Ripple Labs, one of the world’s prominent blockchain companies has also expressed anger against the SEC’s enigmatic behavior when regulatory clarity should be expected from the financial watchdog that wants to take the lead in the oversight of the new asset class.

There’s broad sympathy toward Ripple, which saw the SEC doing nothing for seven years while XRP was distributed and then traded in the secondary markets with great popularity. It is public knowledge that Ripple executives tried their best to understand the regulators’ position toward XRP, but to no avail.

Now, one year and a half later, the tables have turned. The SEC is desperate to keep its internal documents away from Ripple and the public and evidence of conflict of interest has emerged.

Public opinion is increasingly siding with Ripple as this is no longer a typical civil lawsuit. It is about “unfettered abuse of enforcement power by federal administrative agencies”, said Frank Francone, a policy fellow at the Centennial Institute and a California attorney, who explained that under current federal law, even if Ripple wins, it has no remedy for the SEC’s abuse due to a gap in the law that needs to be fixed.

FTCA stands in the way of justice

The op-ed, published on Law360, added that the SEC’s move – broad claim coupled with aggressive discovery motions – strongly suggests the SEC expected Ripple to fold quickly and beg for a settlement and that its legal arguments would never really be tested in court.

“They guessed wrong. Ripple is fighting back vigorously, and if the SEC’s sweeping arguments prevail, they could destroy trillions of dollars of stored wealth across multiple cryptocurrencies that face the same fate as XRP”.

Since the SEC gave no guidance despite many queries, except for Hinman’s 2018 speech declaring Bitcoin and Ethereum as non-securities, Ripple claims that if XRP is a security, the SEC failed to provide fair notice.

The SEC’s regulation by enforcement is now at trial, with SEC Commissioner Hester Peirce repeatedly accusing the practice of being harmful.

“The SEC’s behavior in SEC v.
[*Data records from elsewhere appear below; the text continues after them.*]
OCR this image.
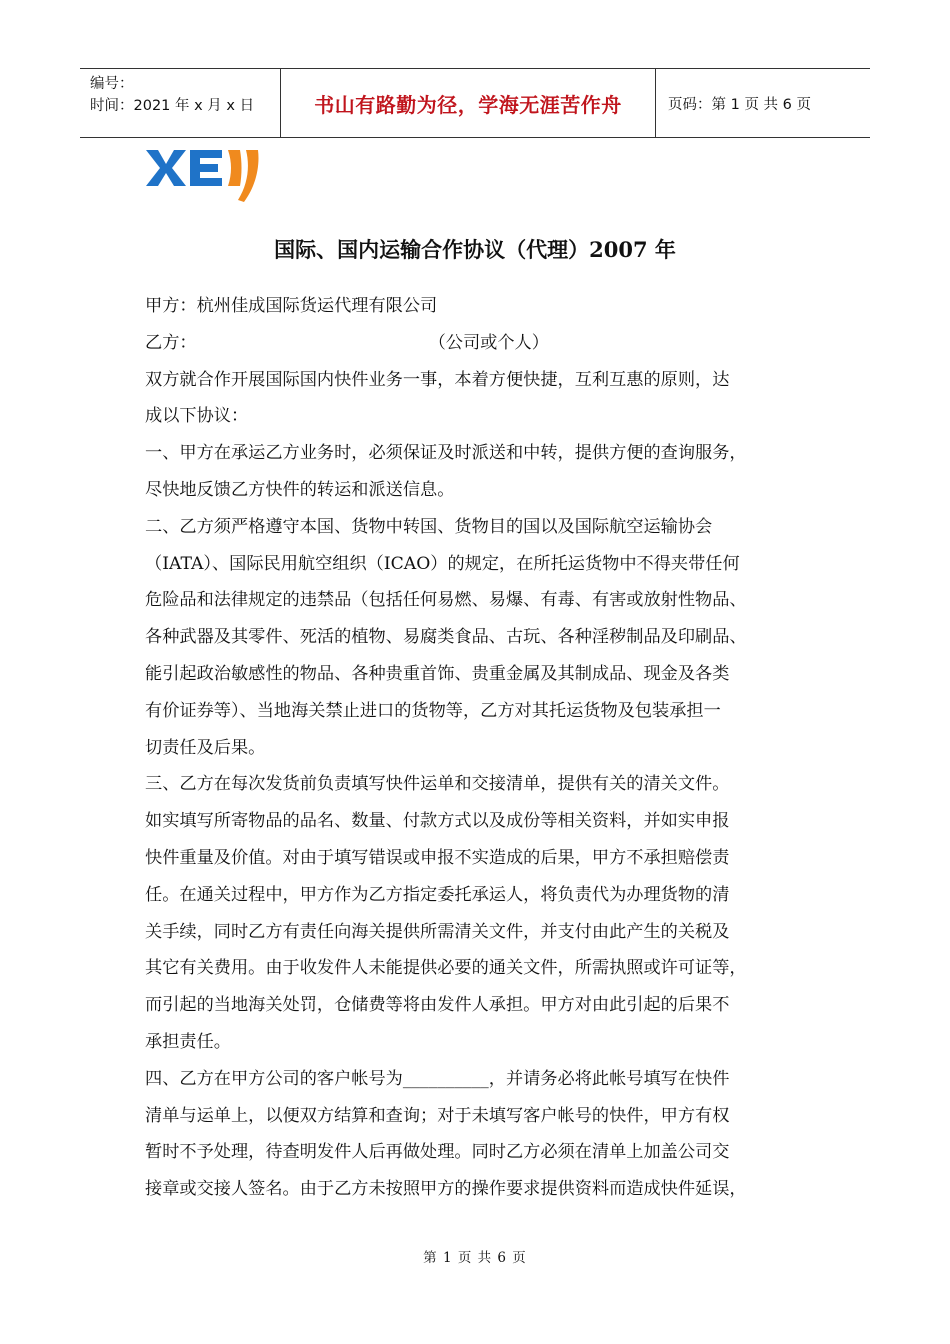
编号：
时间：2021 年 x 月 x 日	书山有路勤为径，学海无涯苦作舟	页码：第 1 页 共 6 页
国际、国内运输合作协议（代理）2007 年
甲方：杭州佳成国际货运代理有限公司
乙方：	（公司或个人）
双方就合作开展国际国内快件业务一事，本着方便快捷，互利互惠的原则，达
成以下协议：
一、甲方在承运乙方业务时，必须保证及时派送和中转，提供方便的查询服务，
尽快地反馈乙方快件的转运和派送信息。
二、乙方须严格遵守本国、货物中转国、货物目的国以及国际航空运输协会
（IATA）、国际民用航空组织（ICAO）的规定，在所托运货物中不得夹带任何
危险品和法律规定的违禁品（包括任何易燃、易爆、有毒、有害或放射性物品、
各种武器及其零件、死活的植物、易腐类食品、古玩、各种淫秽制品及印刷品、
能引起政治敏感性的物品、各种贵重首饰、贵重金属及其制成品、现金及各类
有价证券等）、当地海关禁止进口的货物等，乙方对其托运货物及包装承担一
切责任及后果。
三、乙方在每次发货前负责填写快件运单和交接清单，提供有关的清关文件。
如实填写所寄物品的品名、数量、付款方式以及成份等相关资料，并如实申报
快件重量及价值。对由于填写错误或申报不实造成的后果，甲方不承担赔偿责
任。在通关过程中，甲方作为乙方指定委托承运人，将负责代为办理货物的清
关手续，同时乙方有责任向海关提供所需清关文件，并支付由此产生的关税及
其它有关费用。由于收发件人未能提供必要的通关文件，所需执照或许可证等，
而引起的当地海关处罚，仓储费等将由发件人承担。甲方对由此引起的后果不
承担责任。
四、乙方在甲方公司的客户帐号为__________，并请务必将此帐号填写在快件
清单与运单上，以便双方结算和查询；对于未填写客户帐号的快件，甲方有权
暂时不予处理，待查明发件人后再做处理。同时乙方必须在清单上加盖公司交
接章或交接人签名。由于乙方未按照甲方的操作要求提供资料而造成快件延误，
第 1 页 共 6 页
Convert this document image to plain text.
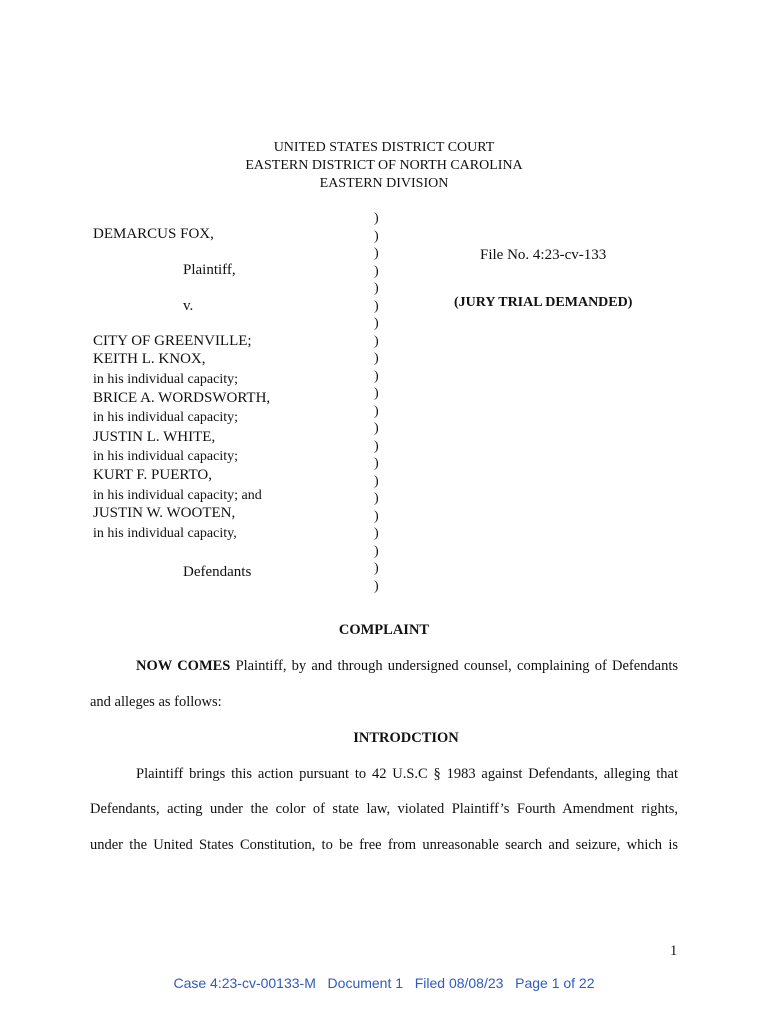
UNITED STATES DISTRICT COURT
EASTERN DISTRICT OF NORTH CAROLINA
EASTERN DIVISION
DEMARCUS FOX,
Plaintiff,
v.
CITY OF GREENVILLE;
KEITH L. KNOX,
in his individual capacity;
BRICE A. WORDSWORTH,
in his individual capacity;
JUSTIN L. WHITE,
in his individual capacity;
KURT F. PUERTO,
in his individual capacity; and
JUSTIN W. WOOTEN,
in his individual capacity,
Defendants
)
)
)
)
)
)
)
)
)
)
)
)
)
)
)
)
)
)
)
)
)
)
File No. 4:23-cv-133
(JURY TRIAL DEMANDED)
COMPLAINT
NOW COMES Plaintiff, by and through undersigned counsel, complaining of Defendants
and alleges as follows:
INTRODCTION
Plaintiff brings this action pursuant to 42 U.S.C § 1983 against Defendants, alleging that
Defendants, acting under the color of state law, violated Plaintiff’s Fourth Amendment rights,
under the United States Constitution, to be free from unreasonable search and seizure, which is
1
Case 4:23-cv-00133-M Document 1 Filed 08/08/23 Page 1 of 22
Ripple raises serious questions about what remedy defendants and XRP holders may have against an overbearing federal agency that has abused the power granted it by Congress. Unfortunately, today, there is no remedy whatsoever, no matter how ill-founded or malicious the SEC’s actions — the doctrine of sovereign immunity and the Federal Tort Claims Act (FTCA) protect the SEC and its officers from any consequences for intentional wrongdoing”, Frank Francone continued.

“Incredibly, though, the FTCA prohibits lawsuits against federal agencies like the SEC for intentional wrongdoing, such as defamation, abuse of process or malicious prosecution — a common-law intentional tort designed to discourage meritless lawsuits.”

Frank Francone added that the questions of the commission’s own perception of the merit of its case and its motivations for bringing this enforcement action must be seriously examined. Ripple’s Garlinghouse stated in court that it is “an abuse of prosecutorial discretion” but it may well be malicious prosecution.

Because the SEC and its officials remain protected under the doctrine of sovereign immunity no matter how malicious their actions, Frank Francone called for Congress to amend the FTCA.

Calls for FTCA reform are likely to grow in number as more evidence of the SEC’s abuse of power comes out.